Monday, August 6, 2012

The Italian Stallion and his Mare

Oh Italy. Where to start. After a week and a half of doing nothing in Greece, we were quite excited to get back to city living and exploring in Italy.  We immediately missed Greece, however, when we were introduced to the sweltering Italian heat. Every day was flirting with 100 degrees (or 37 degrees Celsius if you're a backwards European...or chemist), cloudless, windless, and humidity was often at least 90%. Blech. Beautiful...but blech.

Rome is ancient and amazing. Our travel guide book said that the reason the Rome metro system is so awful is that because every time they start digging to build a new line they unearth new ruins that instantly become historical sites. Seeing the Colosseum was unreal, although we almost didn't even get the chance because it was there that we had our first run in......with the law. After exiting the metro stop, we were pulled aside by two Italian cops, porcos if you will. They requested to see our passports with no probable cause and my years of experience of watching Law and Order immediately kicked in. My first thought was that they were crooks, fresh out of Italian jail looking to swindle two very handsome Americans. That thought was quickly diminished when I noticed that they were dressed in what appeared to be authentic albeit funny looking uniforms, and more importantly, they had guns. My second thought was that my life of crime had come to an end.

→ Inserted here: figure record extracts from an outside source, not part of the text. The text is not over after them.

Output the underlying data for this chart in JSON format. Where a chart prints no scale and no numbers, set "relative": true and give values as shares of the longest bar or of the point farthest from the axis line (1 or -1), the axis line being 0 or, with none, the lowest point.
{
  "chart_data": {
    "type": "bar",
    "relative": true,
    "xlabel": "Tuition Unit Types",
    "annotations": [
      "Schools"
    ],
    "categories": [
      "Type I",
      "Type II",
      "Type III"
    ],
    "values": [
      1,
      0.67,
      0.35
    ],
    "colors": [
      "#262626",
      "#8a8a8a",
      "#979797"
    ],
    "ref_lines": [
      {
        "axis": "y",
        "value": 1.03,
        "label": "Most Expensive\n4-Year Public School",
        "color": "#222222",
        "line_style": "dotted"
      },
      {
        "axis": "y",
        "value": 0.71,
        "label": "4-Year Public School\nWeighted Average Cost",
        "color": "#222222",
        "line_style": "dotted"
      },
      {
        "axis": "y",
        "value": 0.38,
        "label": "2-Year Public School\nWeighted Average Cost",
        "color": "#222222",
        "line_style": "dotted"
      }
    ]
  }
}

A brilliant career that started with me stealing a Goosebumps sticker (sorry Mom) and ended with me sneaking into an Italian outdoor showing of Puss in Boots (sorry Mom). Goose had her passport in her bag but mine was in the hotel room and all I had on me was an International Youth Card that is not an official ID and has a picture of me that looks like THIS. After five minutes of jotting down info, the police handed Goose her passport and sent us on our way. No doubt we are now on some sort of watch list. Apologies to all Chris Millers of the world.

Florence was by far the most low key city we have visited. We spent almost all of our time sitting outside the Duomo, which is this huge dome located in the central of the city. The Duomo looked like nothing else I have seen on this trip. It was beautiful and dwarfed everything around it but mainly, it looked fake. It's hard to describe but the paint job made it look like a prop from a movie set. Like it could be pushed over with a strong wind. The painting on the building included shadows and texture and depth to make it appear 3D as though it were just a flat picture on a piece of paper. It was where all the cool kids hung out to drink late at night on the steps. Naturally we found ourselves there often, mainly because the AC in our room was awful. Most nights I only made it two hours before waking up covered in sweat. Florence destroyed our sleep schedule.

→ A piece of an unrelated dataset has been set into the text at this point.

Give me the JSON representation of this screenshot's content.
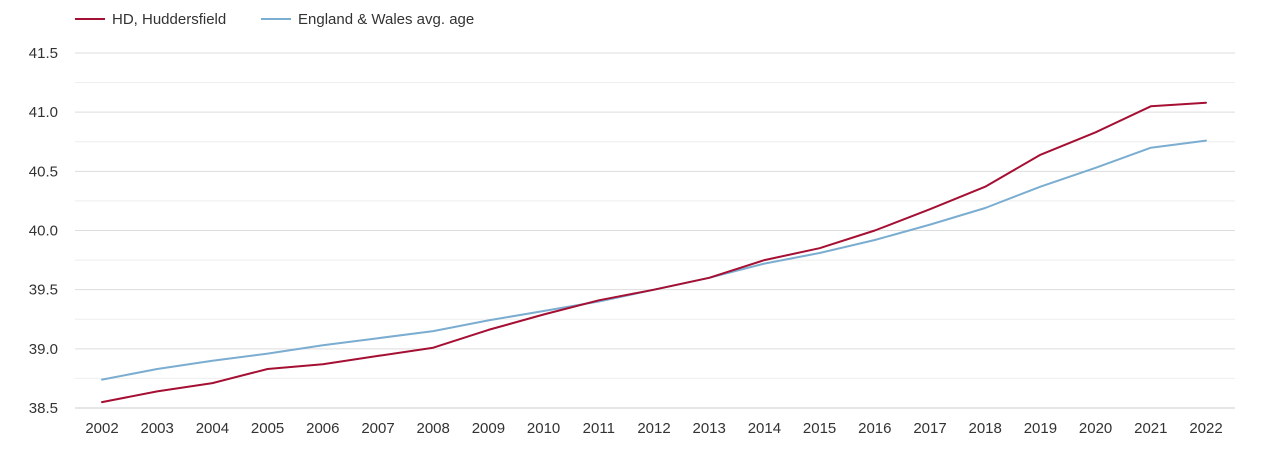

Venice is a place unlike anywhere I've ever been. There are no buses, no cabs, no cars, no motorcycles. There aren't even bicycles as every three blocks you have to walk up the steps of a bridge over a canal. It goes without saying that the city is not very handicapable. It appears the Venetians are a bunch of disabilists. The only way to traverse the city is by walking or by some form of boat. They have water taxis but of course the most glamorous is the gondola. Venice always brings to mind two young lovers on a long boat being effortlessly guided through the water by a handsome lad belting out That's Amore. Though our gondolier spent most of the time hollering at other gondoliers, he did not disappoint and often burst into song.

The hardest part about Italy was navigating the roads. Often within a span of six blocks one straight road would change names three times so we often got lost. We started making mnemonic devices so Pandolfini became James Pandolfini and Brogio de Trossi became Portia de Rossi. My favorite was in Venice when we stayed at Hotel Failure (Falier).
Signs like this do not help

Now we are back in Paris where we hang for three days before chunneling to London for five days of hooking up with Olympians. When I proposed to Goose I added an addendum that we both get clearance for bedding Olympic athletes. Hopefully our relationship can make it through Olympic Village, but since my fiancee has had an eye on Subway whore Michael Phelps since 2004, as a backup I'm hoping to nab Misty May Treanor Miller.